|
I'm skeptical about some vector databases these days, but your article misses a few import points when it comes to LLMs. 1. To use LLMs effectively, you often need to generate and store more than 1 vector per document. 10 million vectors may only be 100,000 documents. This may still be enough for alot of small problems.
2. Pgvector currently has great limitations on recall/latency because underlying its ANN its using IVF (I'm currently working on adding HNSW-IVF and HNSW support to PGVector). In some cases, even elasticsearch can have issues with scale (the problem comes from the constraint of one ANN index per index segment, and immutability).

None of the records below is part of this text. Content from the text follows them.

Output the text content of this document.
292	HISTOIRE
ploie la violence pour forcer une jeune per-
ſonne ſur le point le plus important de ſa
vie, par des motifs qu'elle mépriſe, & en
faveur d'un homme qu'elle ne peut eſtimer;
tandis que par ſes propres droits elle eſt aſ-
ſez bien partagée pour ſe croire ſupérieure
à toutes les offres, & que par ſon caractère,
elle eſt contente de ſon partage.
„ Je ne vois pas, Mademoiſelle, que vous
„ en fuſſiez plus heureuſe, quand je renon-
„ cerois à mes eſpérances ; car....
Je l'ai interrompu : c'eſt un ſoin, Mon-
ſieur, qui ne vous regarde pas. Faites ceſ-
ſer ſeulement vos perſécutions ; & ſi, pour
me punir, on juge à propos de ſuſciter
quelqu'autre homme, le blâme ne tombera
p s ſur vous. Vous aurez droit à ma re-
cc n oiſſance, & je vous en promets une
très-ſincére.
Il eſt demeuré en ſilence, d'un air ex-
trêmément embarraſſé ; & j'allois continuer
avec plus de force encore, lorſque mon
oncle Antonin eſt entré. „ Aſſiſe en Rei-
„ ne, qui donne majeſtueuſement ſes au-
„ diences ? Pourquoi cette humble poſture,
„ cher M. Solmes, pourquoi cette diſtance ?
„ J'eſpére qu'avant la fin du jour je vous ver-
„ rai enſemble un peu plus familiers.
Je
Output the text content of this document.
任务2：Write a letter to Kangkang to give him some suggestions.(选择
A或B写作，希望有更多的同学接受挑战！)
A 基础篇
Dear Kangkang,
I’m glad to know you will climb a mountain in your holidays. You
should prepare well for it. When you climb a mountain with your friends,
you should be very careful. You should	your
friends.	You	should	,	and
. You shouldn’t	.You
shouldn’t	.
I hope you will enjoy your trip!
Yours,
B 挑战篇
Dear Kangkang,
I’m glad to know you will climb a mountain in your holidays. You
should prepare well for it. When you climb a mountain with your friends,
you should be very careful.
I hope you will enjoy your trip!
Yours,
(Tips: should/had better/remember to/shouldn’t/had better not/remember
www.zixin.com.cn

3. Pre-calculate seems like the wrong word to describe HNSW graph construction. I think a point you miss that is important to consider for LLM + vector DBs is the fact that so much of the complexity of these uses cases cannot be captured by the vector DB (e.g. pinecone, chroma, qdrant, etc). I think there are some more end to end systems, at least in search, attempting to solve this (e.g Marqo, maybe Weaviate). Overall, I like the article. It makes a worthwhile claim and counterpoint to all the vector DB hype. |
Disclaimer: I work for Qdrant, and we believe a database should be just a database. I remember attempting to move logic to the database layer and coupling neural encoders into the vector database sounds the same.